• 12 Giugno 2012

Il Team Colpack racconta il Girobio.

GAIOLE IN CHIANTI (SI), 12 giugno 2012 – Ciao popolo che pedala ….. Sono in macchina e sto scrivendo quello che sarà il mio ultimo diario giornaliero perché penso anzi no…oggi ne ho la certezza…….che non sono in grado di accettare certe situazioni che mi sembrano assurde e che recano danno a noi società, ma sopratutto al ciclismo e ai nostri atleti. Oggi vi ho scritto sul nostro profilo facebook che per i nostri atleti questi ultimi 3 sono stati giorni piuttosto pesanti…. Domenica 222 km. Ieri il Terminillo e oggi le strade bianche…. Solo 15 km… Su 168 km….. Ops dimenticavo una cosa più importante……. Siamo nel 2012 e parliamo di Girobio dove gli atleti vengono visitati da un unico dottore in caso di bisogno e dove si vive in una comunità che pedala verso un unico obbiettivo "ciclismo pulito"….
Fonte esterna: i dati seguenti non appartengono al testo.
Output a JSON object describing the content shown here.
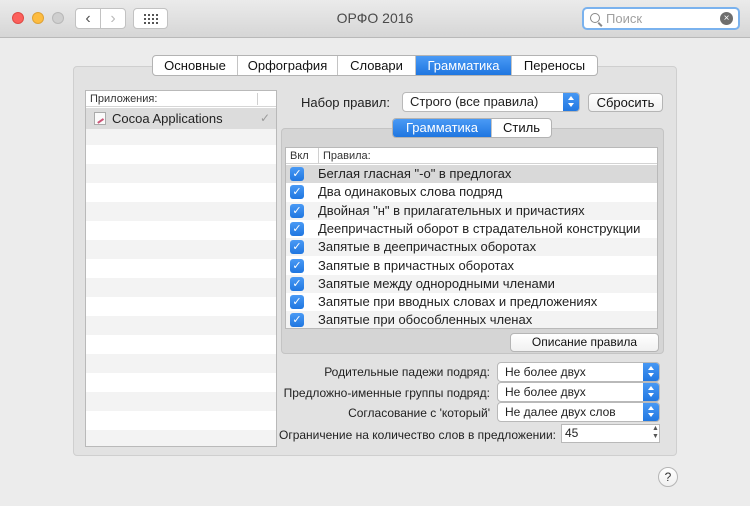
{
  "window": {
    "title": "ОРФО 2016"
  },
  "search": {
    "placeholder": "Поиск",
    "value": ""
  },
  "tabs": [
    {
      "label": "Основные",
      "active": false
    },
    {
      "label": "Орфография",
      "active": false
    },
    {
      "label": "Словари",
      "active": false
    },
    {
      "label": "Грамматика",
      "active": true
    },
    {
      "label": "Переносы",
      "active": false
    }
  ],
  "apps": {
    "header": "Приложения:",
    "items": [
      {
        "label": "Cocoa Applications",
        "checked": true
      }
    ]
  },
  "ruleset": {
    "label": "Набор правил:",
    "selected": "Строго (все правила)",
    "reset_label": "Сбросить"
  },
  "subtabs": [
    {
      "label": "Грамматика",
      "active": true
    },
    {
      "label": "Стиль",
      "active": false
    }
  ],
  "rules": {
    "col_on": "Вкл",
    "col_rule": "Правила:",
    "items": [
      {
        "label": "Беглая гласная \"-о\" в предлогах",
        "checked": true
      },
      {
        "label": "Два одинаковых слова подряд",
        "checked": true
      },
      {
        "label": "Двойная \"н\" в прилагательных и причастиях",
        "checked": true
      },
      {
        "label": "Деепричастный оборот в страдательной конструкции",
        "checked": true
      },
      {
        "label": "Запятые в деепричастных оборотах",
        "checked": true
      },
      {
        "label": "Запятые в причастных оборотах",
        "checked": true
      },
      {
        "label": "Запятые между однородными членами",
        "checked": true
      },
      {
        "label": "Запятые при вводных словах и предложениях",
        "checked": true
      },
      {
        "label": "Запятые при обособленных членах",
        "checked": true
      }
    ],
    "describe_label": "Описание правила"
  },
  "options": {
    "genitive": {
      "label": "Родительные падежи подряд:",
      "value": "Не более двух"
    },
    "prep_groups": {
      "label": "Предложно-именные группы подряд:",
      "value": "Не более двух"
    },
    "which": {
      "label": "Согласование с 'который'",
      "value": "Не далее двух слов"
    },
    "word_limit": {
      "label": "Ограничение на количество слов в предложении:",
      "value": "45"
    }
  },
  "help": {
    "label": "?"
  },
  "icons": {
    "check": "✓",
    "clear": "×",
    "back": "‹",
    "forward": "›"
  }
}
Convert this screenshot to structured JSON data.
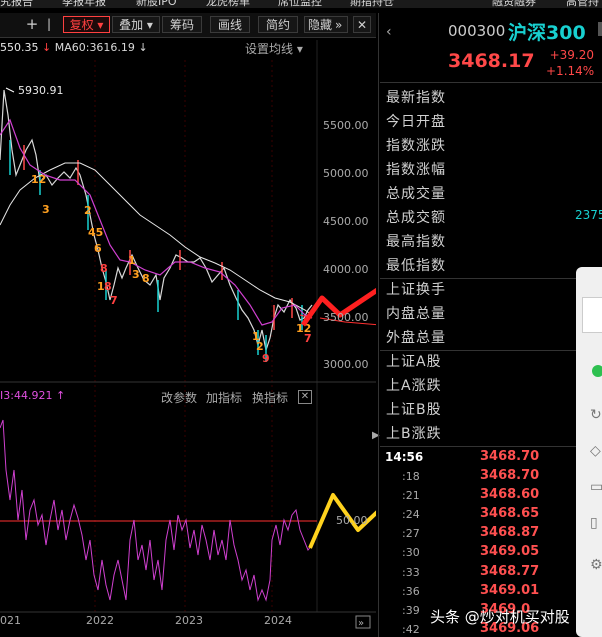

Stamattina la gara partiva alle 10.45 da Perugia e i ragazzi hanno avuto il loro primo incontro con i tutor alle 7 e già lì hanno iniziato il loro primo dovere; alle 7.30 hanno fatto tutti colazione e qualcuno alle 8.10 ha iniziato a mangiare la pasta perché purtroppo in tanti c’è sempre qualche intoppo….. Ma pazienza! … Poi in macchina fino al mini-metrò e già li pioveva…..oggi è stata una giornata fra pioggia e sole… E questo è stato il loro secondo impegno che tutti hanno accettato con piacere perche Perugia è una bellissima città turistica e….. Lo hanno fatto anche se un po’ preoccupati per quei 15 km di strade bianche.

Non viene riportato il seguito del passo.